Se, ad esempio, nella fase agricola, i costi per fitofarmaci e fertilizzanti aumentano, incidendo sui margini aziendali, e contemporaneamente calano i prezzi alla vendita delle olive, come registrato negli ultimi anni, le aziende risultano sotto stress a discapito della qualità e, in casi estremi, ricorrono a soluzioni non in regola.

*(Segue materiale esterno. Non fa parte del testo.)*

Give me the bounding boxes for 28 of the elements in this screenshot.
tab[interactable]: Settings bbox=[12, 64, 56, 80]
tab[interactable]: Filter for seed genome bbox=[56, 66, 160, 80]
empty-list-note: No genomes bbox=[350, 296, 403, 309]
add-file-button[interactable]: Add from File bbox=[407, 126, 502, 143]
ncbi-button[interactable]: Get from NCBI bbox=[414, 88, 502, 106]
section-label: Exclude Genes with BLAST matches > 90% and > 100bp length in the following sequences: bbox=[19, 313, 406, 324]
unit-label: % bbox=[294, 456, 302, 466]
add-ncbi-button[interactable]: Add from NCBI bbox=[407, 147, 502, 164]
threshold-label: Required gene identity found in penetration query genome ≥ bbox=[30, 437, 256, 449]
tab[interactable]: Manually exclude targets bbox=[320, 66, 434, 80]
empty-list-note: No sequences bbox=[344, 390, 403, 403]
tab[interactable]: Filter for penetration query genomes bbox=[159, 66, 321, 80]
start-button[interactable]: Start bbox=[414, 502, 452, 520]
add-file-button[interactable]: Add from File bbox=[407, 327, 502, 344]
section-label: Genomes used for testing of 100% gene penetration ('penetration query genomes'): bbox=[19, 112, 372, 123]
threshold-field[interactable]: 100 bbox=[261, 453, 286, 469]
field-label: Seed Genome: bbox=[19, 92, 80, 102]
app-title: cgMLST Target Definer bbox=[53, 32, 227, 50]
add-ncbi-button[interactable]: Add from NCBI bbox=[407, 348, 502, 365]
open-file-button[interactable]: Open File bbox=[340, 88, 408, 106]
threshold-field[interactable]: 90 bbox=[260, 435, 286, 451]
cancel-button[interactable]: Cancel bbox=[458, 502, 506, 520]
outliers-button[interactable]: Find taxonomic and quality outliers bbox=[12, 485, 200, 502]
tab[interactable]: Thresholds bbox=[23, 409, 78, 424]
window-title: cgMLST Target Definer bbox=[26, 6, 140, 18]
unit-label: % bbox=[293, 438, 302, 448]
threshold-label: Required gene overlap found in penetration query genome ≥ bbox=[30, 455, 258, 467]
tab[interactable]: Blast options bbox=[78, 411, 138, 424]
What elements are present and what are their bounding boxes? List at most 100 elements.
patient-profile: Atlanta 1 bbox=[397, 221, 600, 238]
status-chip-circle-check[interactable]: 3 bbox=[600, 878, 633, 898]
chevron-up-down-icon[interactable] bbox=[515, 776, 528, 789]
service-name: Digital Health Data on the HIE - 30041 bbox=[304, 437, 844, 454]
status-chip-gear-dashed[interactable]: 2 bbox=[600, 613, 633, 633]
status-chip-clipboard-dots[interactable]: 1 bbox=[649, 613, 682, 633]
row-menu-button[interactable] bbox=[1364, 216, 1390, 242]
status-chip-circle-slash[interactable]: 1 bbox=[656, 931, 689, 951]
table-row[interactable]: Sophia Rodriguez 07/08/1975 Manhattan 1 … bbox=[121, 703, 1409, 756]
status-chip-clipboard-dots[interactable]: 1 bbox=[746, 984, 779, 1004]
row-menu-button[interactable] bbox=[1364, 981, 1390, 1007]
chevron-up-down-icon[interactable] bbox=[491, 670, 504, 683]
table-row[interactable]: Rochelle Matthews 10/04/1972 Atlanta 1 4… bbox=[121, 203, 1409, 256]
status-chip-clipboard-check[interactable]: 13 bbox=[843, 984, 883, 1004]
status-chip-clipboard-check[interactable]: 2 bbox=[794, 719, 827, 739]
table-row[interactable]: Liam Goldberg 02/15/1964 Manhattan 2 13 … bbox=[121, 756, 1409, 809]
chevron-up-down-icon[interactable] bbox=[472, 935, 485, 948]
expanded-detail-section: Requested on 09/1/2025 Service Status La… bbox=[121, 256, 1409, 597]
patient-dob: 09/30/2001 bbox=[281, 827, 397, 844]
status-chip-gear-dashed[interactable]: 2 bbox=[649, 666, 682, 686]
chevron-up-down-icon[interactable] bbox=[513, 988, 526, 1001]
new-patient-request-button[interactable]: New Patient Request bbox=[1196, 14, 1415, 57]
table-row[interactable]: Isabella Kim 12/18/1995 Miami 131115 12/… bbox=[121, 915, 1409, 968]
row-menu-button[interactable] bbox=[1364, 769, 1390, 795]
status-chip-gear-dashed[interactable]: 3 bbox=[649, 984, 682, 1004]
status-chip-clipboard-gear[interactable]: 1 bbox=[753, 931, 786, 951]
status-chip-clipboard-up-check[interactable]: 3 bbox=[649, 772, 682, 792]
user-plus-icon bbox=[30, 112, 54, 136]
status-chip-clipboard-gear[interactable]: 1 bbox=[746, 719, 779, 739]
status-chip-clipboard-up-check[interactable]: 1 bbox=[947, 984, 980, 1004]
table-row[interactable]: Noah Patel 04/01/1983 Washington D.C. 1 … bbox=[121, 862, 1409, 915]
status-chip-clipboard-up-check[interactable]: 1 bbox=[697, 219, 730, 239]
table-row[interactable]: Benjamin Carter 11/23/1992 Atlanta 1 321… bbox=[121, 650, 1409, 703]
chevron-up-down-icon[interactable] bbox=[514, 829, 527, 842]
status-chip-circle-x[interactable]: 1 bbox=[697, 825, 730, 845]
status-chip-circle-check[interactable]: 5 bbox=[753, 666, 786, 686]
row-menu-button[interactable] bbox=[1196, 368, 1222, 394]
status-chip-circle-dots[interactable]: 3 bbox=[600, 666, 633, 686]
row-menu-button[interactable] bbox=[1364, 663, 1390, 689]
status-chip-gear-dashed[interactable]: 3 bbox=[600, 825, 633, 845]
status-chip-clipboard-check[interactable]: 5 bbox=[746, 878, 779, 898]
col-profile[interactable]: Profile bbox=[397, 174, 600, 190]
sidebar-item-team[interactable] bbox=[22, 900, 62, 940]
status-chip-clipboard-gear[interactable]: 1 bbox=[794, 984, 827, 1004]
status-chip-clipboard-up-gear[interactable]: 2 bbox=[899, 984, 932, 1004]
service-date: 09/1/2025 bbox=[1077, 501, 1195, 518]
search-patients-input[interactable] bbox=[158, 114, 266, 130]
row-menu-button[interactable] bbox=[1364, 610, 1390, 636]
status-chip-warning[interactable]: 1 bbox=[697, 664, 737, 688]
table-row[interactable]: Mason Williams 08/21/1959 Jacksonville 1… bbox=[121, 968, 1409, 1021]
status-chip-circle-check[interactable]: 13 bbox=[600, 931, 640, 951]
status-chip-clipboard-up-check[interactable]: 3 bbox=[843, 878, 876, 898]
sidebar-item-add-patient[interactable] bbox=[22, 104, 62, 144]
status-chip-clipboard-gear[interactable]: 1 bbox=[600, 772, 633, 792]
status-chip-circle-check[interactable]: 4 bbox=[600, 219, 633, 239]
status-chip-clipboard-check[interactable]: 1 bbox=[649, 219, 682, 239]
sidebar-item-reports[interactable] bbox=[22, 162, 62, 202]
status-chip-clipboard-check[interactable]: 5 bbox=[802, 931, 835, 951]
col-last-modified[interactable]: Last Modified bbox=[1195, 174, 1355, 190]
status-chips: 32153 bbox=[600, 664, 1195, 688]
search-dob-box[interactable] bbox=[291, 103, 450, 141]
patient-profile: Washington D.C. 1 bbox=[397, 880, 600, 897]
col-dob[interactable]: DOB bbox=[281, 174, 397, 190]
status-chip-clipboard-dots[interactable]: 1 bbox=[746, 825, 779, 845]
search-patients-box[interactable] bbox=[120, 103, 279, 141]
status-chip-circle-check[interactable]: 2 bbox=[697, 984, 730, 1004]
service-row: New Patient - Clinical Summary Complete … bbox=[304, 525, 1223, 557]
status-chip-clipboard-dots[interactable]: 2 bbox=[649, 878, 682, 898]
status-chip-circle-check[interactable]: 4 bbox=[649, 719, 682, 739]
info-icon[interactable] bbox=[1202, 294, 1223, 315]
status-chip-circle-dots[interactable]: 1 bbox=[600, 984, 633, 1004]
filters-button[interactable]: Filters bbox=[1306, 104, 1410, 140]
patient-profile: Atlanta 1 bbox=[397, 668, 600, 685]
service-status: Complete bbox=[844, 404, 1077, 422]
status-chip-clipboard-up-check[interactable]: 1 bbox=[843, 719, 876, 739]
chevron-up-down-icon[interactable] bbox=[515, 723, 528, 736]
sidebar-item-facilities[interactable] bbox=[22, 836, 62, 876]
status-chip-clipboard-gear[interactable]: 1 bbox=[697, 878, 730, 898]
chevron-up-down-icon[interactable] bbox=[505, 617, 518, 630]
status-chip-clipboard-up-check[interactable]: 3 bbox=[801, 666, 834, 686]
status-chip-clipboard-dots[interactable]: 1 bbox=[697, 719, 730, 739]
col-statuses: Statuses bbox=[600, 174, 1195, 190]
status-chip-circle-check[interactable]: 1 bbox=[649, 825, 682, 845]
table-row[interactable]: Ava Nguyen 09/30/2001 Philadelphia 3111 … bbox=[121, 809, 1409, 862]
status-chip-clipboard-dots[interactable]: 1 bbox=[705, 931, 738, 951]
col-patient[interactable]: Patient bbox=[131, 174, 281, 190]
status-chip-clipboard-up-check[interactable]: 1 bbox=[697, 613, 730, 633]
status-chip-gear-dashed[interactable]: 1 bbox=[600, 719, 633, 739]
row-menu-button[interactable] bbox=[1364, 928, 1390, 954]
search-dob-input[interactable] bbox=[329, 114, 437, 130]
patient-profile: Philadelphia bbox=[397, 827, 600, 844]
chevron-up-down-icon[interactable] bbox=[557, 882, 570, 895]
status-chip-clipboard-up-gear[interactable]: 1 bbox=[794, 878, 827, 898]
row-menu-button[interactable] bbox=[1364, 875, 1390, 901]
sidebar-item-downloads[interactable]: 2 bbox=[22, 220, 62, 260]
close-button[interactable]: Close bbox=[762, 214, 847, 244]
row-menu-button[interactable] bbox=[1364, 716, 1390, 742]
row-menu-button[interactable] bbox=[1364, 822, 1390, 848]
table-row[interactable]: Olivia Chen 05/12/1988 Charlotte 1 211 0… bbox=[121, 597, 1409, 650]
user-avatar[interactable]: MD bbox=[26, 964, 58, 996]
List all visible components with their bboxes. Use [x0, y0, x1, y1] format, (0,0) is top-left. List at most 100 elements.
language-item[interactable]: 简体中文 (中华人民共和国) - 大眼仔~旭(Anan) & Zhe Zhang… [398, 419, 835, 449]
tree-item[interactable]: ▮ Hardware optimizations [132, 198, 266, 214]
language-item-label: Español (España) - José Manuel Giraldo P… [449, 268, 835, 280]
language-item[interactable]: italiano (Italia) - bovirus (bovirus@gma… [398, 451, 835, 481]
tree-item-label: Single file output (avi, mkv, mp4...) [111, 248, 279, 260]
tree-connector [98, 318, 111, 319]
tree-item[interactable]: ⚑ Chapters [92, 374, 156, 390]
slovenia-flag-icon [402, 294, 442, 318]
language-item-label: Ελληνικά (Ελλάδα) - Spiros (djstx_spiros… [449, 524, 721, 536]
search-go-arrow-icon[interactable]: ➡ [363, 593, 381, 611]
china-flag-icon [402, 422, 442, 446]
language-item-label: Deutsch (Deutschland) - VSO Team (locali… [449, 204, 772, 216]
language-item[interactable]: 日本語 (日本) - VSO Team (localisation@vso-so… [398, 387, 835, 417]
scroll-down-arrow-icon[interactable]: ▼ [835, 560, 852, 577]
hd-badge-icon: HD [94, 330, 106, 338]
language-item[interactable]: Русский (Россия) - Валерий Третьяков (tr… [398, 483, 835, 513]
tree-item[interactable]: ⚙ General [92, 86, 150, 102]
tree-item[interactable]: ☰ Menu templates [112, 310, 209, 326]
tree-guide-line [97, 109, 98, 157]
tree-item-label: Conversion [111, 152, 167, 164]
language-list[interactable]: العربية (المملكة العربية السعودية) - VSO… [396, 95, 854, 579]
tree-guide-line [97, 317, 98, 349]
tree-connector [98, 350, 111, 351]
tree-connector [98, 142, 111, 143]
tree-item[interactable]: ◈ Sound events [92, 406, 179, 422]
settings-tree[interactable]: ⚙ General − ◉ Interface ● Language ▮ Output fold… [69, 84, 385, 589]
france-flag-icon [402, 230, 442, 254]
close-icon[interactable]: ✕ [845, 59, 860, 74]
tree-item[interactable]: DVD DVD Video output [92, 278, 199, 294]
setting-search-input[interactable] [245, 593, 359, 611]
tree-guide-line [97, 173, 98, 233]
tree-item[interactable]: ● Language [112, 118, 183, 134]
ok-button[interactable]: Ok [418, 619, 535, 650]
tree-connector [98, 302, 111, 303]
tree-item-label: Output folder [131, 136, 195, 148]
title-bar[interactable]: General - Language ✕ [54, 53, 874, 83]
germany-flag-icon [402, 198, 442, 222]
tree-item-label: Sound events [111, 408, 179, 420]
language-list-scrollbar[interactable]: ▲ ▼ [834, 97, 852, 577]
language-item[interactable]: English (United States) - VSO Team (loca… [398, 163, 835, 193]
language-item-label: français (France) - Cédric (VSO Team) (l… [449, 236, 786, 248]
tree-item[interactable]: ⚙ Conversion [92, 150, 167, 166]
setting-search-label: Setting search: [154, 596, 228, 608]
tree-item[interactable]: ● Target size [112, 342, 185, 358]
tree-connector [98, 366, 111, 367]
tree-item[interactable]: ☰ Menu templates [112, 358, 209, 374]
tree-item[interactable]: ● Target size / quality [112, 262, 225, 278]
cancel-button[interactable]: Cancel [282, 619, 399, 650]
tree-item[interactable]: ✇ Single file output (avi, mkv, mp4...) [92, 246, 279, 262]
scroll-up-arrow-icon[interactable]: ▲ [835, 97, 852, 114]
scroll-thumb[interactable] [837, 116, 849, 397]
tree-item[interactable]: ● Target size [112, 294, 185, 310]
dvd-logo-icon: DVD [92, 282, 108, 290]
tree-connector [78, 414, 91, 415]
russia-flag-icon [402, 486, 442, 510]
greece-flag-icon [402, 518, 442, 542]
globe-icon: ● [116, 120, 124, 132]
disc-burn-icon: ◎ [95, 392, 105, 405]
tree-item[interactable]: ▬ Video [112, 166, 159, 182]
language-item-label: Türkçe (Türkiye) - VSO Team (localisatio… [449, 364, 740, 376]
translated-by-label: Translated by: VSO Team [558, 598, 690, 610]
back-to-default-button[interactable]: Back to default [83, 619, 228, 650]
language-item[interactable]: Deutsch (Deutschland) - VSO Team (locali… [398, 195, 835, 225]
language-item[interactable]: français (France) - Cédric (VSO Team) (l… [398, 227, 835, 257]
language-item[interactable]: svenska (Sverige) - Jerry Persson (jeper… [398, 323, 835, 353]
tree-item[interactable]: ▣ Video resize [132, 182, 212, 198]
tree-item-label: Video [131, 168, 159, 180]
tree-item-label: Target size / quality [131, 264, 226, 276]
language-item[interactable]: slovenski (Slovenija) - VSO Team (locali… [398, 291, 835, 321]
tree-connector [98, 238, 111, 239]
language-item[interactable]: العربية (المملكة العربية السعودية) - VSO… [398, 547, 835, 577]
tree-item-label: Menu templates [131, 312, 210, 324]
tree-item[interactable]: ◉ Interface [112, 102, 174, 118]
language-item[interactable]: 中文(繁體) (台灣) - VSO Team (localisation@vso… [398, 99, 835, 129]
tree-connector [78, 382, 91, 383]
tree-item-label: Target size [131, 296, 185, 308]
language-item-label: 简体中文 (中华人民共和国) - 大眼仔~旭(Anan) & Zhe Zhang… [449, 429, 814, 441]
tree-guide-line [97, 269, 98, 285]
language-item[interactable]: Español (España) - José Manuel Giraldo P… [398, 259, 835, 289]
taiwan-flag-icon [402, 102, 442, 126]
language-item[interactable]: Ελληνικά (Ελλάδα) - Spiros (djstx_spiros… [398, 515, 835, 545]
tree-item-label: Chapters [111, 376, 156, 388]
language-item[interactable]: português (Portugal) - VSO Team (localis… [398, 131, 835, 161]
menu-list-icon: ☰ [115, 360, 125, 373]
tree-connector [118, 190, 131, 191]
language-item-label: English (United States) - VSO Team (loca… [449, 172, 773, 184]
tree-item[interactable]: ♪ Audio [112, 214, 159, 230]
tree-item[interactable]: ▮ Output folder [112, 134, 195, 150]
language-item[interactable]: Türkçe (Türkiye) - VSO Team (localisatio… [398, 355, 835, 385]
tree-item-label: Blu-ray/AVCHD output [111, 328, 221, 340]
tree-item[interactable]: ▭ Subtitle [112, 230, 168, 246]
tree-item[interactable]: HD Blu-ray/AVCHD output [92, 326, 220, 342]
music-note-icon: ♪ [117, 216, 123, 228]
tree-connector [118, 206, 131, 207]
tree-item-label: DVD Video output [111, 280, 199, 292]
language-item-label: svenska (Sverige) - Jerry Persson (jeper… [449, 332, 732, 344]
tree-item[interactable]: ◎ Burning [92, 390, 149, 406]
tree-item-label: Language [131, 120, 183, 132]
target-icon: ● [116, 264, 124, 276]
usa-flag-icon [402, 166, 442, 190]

Attualmente si osserva dunque una polarizzazione del marcato: da una parte troviamo le imprese che scelgono la qualità, e fanno crescere il valore del loro prodotto; dall’altra ci sono quelle che, in difficoltà, tagliano sulla qualità puntando alla quantità. E’ così che si giunge ad un ampliamento della forbice tra la produzione di qualità, ferma appunto al 39,2%, e una di basso livello, pari addirittura al 60,5% di quella nazionale. Sebbene il nostro Paese copra infatti da solo ben il 20% della produzione comunitaria - laddove l’Unione Europea detiene il primato mondiale - nel 2014 si è registrato un allarmante aumento del 38% di olio di importazione, contestuale al calo di oltre il 35% dei raccolti nazionali. La definizione del Piq olio rappresenta dunque il primo database attraverso cui valutare gli olii in commercio: uno strumento di trasparenza e informazione per le istituzioni deputate al controllo di produzione e prodotto, un vademecum per le imprese del settore, ma anche un sussidiario fondamentale per i consumatori, che si rilevano poco informati.